ROGUE PRIVATE landlords continue to put tenants’ health and safety at risk. The Chartered Institute of Environmental Health (CIEH) has said that around one million privately-let homes in England are dangerous. There are around three million privately-rented homes in England and the demand for these is likely to increase due to lack of social housing and cuts to housing benefit and legal aid.

Kevin Allen, Socialist Party, York – Chairperson, Scarborough Private Tenants Rights Group (www.scarptrg.btck.co.uk)

In a 2010 Shelter/CIEH survey it was found that 96% of environmental health officers working in housing enforcement in the private rented sector have encountered problems with damp and mould growth, 94% with excess cold, 91% with fire safety and 90% with electrical safety. Many tenants give up trying to make landlords carry out repairs they are legally responsible for and just move on.

Private tenants do not enjoy anywhere near the security that tenants in other European countries enjoy.

Assured shorthold tenancies were introduced in the 1988 Housing Act by the Tories. These insecure tenancies allow landlords to evict tenants after the first six months without having to give any grounds for eviction and with only two months’ notice.

This situation leads to unscrupulous landlords evicting tenants when they try to exercise the rights to repairs and have health and safety issues addressed. Many countries around the world have laws against such retaliatory eviction but England and Wales do not.

Some landlords continue not to have essential health and safety checks carried out and do not have tenants’ deposits protected in one of the three government approved schemes.

According to the housing charity Shelter, one in four landlords say that their tenants’ deposits aren’t protected and illegal evictions of tenants and their families still take place. For many landlords, renting homes is a purely speculative financial matter.

Landlord accreditation schemes across the country are voluntary and piecemeal. Letting agencies are not compelled to join professional bodies or approval schemes or become members of the voluntary Property Ombudsman Lettings Scheme.

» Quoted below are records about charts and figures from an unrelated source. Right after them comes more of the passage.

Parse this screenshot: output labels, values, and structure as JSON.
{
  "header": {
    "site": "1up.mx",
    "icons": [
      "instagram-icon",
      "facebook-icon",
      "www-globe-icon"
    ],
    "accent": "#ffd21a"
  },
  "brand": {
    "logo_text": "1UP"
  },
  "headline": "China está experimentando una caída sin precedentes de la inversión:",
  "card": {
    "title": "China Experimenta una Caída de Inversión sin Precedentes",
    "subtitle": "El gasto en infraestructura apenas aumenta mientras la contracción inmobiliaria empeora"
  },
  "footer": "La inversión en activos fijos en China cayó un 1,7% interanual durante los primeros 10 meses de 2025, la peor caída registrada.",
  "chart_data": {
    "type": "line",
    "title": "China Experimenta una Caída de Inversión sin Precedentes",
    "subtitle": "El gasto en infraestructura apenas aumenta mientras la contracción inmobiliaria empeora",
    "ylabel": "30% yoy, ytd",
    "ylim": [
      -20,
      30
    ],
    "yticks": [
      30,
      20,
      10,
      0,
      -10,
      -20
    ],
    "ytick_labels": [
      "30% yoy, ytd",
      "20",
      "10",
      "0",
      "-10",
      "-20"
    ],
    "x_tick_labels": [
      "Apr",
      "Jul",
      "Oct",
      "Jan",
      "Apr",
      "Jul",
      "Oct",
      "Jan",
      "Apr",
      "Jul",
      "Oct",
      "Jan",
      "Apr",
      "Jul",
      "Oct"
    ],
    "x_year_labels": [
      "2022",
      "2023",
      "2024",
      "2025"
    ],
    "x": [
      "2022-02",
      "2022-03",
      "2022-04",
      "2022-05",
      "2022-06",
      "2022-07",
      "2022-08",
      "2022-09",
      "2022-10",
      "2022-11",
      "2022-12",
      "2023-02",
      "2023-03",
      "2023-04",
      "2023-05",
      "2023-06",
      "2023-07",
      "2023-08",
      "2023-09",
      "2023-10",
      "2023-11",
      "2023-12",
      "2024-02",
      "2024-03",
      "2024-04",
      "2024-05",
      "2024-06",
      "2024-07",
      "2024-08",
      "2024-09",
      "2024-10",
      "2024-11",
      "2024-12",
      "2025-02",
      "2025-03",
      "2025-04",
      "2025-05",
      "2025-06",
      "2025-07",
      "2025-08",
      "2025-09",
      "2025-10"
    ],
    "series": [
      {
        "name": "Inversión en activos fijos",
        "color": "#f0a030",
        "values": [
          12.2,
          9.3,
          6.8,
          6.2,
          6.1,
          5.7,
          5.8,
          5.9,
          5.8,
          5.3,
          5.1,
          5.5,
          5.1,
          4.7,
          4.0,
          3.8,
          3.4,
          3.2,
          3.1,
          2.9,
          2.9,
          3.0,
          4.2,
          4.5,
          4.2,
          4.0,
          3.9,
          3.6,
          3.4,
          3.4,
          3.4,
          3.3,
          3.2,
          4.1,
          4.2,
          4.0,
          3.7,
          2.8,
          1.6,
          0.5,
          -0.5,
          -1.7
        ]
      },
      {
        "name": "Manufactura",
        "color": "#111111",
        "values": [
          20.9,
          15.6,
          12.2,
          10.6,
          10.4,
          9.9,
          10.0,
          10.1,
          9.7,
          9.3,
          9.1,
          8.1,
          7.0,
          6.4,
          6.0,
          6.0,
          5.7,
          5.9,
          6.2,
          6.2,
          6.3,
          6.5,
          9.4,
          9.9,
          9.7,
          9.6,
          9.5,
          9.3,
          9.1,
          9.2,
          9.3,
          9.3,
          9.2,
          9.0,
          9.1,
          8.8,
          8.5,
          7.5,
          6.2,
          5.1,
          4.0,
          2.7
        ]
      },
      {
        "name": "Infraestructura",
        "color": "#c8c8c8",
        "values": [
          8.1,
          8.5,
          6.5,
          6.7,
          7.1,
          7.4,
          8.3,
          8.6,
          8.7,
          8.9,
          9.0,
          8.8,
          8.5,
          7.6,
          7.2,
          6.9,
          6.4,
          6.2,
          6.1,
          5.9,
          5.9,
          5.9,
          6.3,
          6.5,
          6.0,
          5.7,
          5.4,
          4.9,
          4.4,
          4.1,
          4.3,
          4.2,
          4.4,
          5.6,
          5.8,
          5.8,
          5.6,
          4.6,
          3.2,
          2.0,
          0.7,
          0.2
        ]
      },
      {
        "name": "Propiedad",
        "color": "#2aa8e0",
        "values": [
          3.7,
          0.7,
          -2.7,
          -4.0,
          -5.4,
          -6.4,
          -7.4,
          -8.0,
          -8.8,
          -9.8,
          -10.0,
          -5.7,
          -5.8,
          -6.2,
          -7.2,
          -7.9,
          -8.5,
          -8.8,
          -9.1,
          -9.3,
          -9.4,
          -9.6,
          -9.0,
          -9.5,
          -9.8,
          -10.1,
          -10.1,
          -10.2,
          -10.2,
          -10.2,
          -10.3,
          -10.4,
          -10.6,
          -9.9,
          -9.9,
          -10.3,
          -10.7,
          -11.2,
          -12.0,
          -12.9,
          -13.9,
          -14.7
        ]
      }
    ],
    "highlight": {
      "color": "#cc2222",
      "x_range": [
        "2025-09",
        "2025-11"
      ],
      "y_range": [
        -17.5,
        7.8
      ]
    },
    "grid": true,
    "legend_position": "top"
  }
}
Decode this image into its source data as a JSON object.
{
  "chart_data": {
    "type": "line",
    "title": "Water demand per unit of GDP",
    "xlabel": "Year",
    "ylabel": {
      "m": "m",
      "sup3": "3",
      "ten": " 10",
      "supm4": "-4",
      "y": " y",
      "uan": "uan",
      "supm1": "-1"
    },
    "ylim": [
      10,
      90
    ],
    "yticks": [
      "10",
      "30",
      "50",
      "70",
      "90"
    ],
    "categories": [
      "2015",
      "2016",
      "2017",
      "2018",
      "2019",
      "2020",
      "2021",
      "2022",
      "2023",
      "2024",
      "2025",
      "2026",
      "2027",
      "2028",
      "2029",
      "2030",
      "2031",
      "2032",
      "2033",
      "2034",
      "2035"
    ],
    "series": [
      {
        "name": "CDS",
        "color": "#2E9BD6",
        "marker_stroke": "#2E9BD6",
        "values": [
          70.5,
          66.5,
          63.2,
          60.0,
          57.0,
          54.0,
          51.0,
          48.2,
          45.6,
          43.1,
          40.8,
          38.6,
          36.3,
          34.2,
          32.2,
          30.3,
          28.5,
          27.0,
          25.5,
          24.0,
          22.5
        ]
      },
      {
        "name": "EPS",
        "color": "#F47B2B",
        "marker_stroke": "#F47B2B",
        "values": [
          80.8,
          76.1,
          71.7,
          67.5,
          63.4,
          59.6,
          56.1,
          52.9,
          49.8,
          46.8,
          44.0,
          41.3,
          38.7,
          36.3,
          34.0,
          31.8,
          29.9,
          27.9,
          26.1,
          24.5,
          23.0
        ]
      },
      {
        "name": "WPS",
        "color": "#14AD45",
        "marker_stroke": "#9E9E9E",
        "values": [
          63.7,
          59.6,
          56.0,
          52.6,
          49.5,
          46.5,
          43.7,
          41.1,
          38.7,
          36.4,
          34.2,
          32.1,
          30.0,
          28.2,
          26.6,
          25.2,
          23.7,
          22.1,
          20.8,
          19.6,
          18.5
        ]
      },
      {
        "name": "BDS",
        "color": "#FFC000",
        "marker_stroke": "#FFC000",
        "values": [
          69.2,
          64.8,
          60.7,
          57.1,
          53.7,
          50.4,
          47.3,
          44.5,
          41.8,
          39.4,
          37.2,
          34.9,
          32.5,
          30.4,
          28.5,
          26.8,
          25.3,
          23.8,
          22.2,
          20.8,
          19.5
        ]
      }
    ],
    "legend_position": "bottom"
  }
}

Even the letting agencies’ professional bodies are self-regulatory. Tenants’ rights groups are few and far between and at present there is no national representative body.

Private tenants need greater legal rights to protect themselves and their families. There is an urgent need for greater regulation of private landlords, robust enforcement of existing laws and the introduction of more secure tenancies in the private rented sector.

In addition, the 300,000 or more long-term empty properties across England need to be urgently brought back into use along with a substantial social housing building programme.